To drum up participation, for MCCQC, aside from word-of-mouth, a main mode of information dissemination was through the Internet. Even sans the availability of disposable budget, “the Internet (allows) us to tap (as wide a market as possible),” Agbayani says.  The effort boosted by “coordination through SMS messages” made the gathering a “success, exceeding our expectations (as over 60 people attended – in Facebook, only 50 people confirmed attendance).”

That, then, stresses the power of New Media.

And so the GLBTQIA advocacy gets an upgrade.

CHANGING WORLD

Outrage Magazine
, as the only Web-based publication catering to GLBTQIAs in the Philippines, may well be an ideal study on the utilization of New Media – dominated by the Internet – in reaching target (in this case, i.e. GLBTQIA) markets.  According to publisher cum “editor on the loose” Michael David C. Tan, getting an A4-sized magazine of from 60 or more pages printed could easily cost well over P100,000 just for a thousand or so copies – and this does not yet include the money to be allocated for the salary of people involved in the publication (e.g. editors, writer, graphics, administrative staff, et cetera), costs to run the office (e.g. space rental, allotments for utilities, et cetera), and other costs associated with the production of traditional media.

Going online made the move realistic, Tan says – something he stresses is “great because, in the Philippines, GLBTQIAs remain under-represented, (and) we only actually make the (mainstream) news when something (bad) can be said about the group, e.g. when gays are found dead, supposedly killed by sex workers who were not paid properly; when there are raids of cinemas, supposedly because of the ‘immoral’ acts of its gay patrons; et cetera.”
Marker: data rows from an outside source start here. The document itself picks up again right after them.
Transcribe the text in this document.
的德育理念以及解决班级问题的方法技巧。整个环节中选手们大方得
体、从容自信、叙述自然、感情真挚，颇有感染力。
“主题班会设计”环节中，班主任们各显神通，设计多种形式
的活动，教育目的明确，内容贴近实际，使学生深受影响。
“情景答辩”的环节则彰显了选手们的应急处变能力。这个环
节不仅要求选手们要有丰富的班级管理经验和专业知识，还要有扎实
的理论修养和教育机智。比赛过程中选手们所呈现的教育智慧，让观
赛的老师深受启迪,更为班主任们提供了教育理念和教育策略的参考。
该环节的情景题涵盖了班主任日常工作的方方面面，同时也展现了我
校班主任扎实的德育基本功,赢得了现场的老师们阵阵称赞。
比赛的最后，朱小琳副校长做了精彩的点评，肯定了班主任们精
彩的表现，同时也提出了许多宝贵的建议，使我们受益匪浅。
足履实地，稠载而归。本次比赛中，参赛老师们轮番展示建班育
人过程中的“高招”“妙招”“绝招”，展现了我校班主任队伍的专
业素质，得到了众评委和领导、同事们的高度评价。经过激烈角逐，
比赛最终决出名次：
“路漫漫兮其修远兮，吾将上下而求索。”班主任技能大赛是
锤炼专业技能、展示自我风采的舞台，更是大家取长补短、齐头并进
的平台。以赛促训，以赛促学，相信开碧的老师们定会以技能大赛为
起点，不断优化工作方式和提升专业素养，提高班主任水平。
Tan adds: “Outrage Magazine in this sense is a media by and for GLBTQIAs,” he said, adding that “other markets on top of these are, of course, just as welcome.”
It helps, too, that this representation is immediate.

On this, the experience of Sass Rogando Sasot of the Society of Transsexual Women of the Philippines (STRAP) on May 24, 2008 is worth a mention. Visiting Ice Vodka Bar in Greenbelt 3 in Ayala Center, Makati City, she (with other members of STRAP) was refused entry because – put succinctly – she’s a transgender (TGs are often described as “dressed inappropriately”).
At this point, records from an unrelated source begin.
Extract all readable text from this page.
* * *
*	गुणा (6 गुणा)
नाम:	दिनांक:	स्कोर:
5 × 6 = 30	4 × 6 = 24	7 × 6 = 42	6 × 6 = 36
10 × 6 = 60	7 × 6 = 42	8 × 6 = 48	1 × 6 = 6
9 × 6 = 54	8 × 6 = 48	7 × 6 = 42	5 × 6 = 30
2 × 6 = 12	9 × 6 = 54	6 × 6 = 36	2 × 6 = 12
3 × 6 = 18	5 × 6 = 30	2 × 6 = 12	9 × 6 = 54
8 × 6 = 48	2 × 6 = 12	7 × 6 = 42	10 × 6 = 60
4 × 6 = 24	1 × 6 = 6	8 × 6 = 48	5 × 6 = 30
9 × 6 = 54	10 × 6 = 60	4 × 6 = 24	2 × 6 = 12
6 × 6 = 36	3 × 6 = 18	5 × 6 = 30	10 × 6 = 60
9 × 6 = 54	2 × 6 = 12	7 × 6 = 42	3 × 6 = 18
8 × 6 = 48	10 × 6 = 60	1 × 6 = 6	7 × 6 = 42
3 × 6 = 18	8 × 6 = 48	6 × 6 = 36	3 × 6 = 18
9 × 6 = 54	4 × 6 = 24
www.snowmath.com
In a letter that went viral virtually starting 6.04 A.M. of the next day, May 25, Sasot made the world knew what happened to her – she wrote: “This may not be the proper forum to raise this concern. But is there any reliable legal forum to address this issue? Reality check: There is no antidiscrimination law in this country. And if you’re discriminated, there seems to be a notion that you’re supposed to blame yourself for bringing such an unfortunate event to yourself.  So, I’d just stand up through this open letter.”
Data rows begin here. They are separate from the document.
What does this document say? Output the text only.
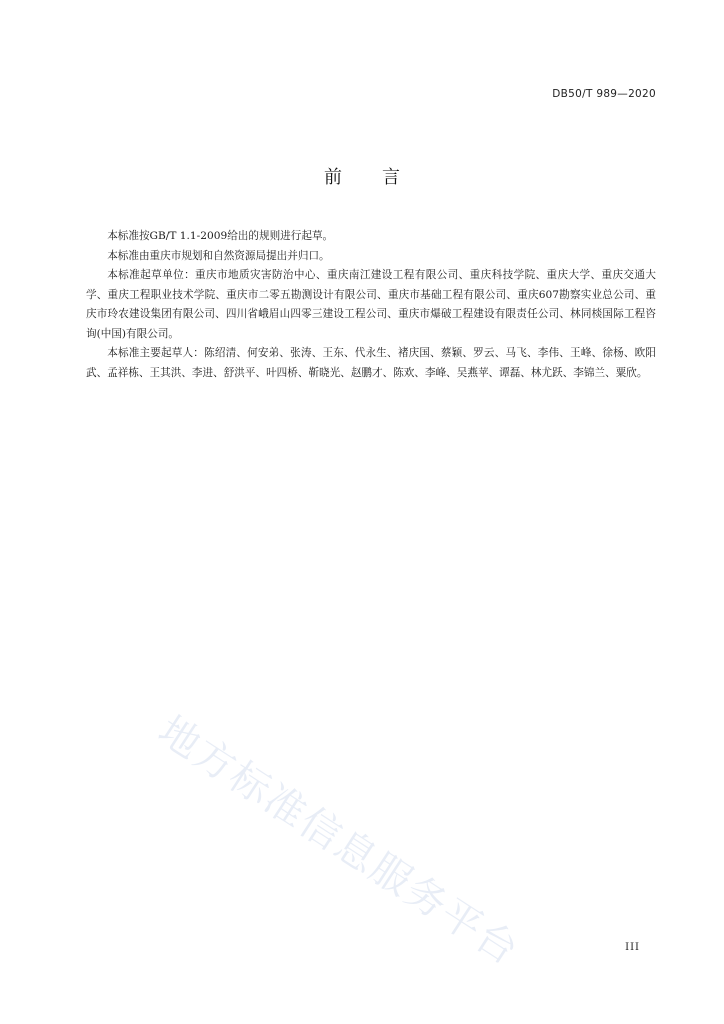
DB50/T 989—2020
前言

本标准按GB/T 1.1-2009给出的规则进行起草。

本标准由重庆市规划和自然资源局提出并归口。

本标准起草单位：重庆市地质灾害防治中心、重庆南江建设工程有限公司、重庆科技学院、重庆大学、重庆交通大学、重庆工程职业技术学院、重庆市二零五勘测设计有限公司、重庆市基础工程有限公司、重庆607勘察实业总公司、重庆市玲农建设集团有限公司、四川省峨眉山四零三建设工程公司、重庆市爆破工程建设有限责任公司、林同棪国际工程咨询(中国)有限公司。

本标准主要起草人：陈绍清、何安弟、张涛、王东、代永生、褚庆国、蔡颖、罗云、马飞、李伟、王峰、徐杨、欧阳武、孟祥栋、王其洪、李进、舒洪平、叶四桥、靳晓光、赵鹏才、陈欢、李峰、吴燕苹、谭磊、林尤跃、李锦兰、粟欣。

地方标准信息服务平台	III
With other advocates picking up the story, the responses soon followed – first, from Ice Vodka Bar itself, which apologized to Sasot; from Dennis Galimba, operations engineer of Ayala Property Management Corporation, who raised the issue to the Ayala Group of Companies; et cetera.

What the Constitution states (equality for all) but the law enforcers fail to implement, the Internet (somehow) helped to (at least) stress, thereby press for actions to be taken. IMMEDIATELY.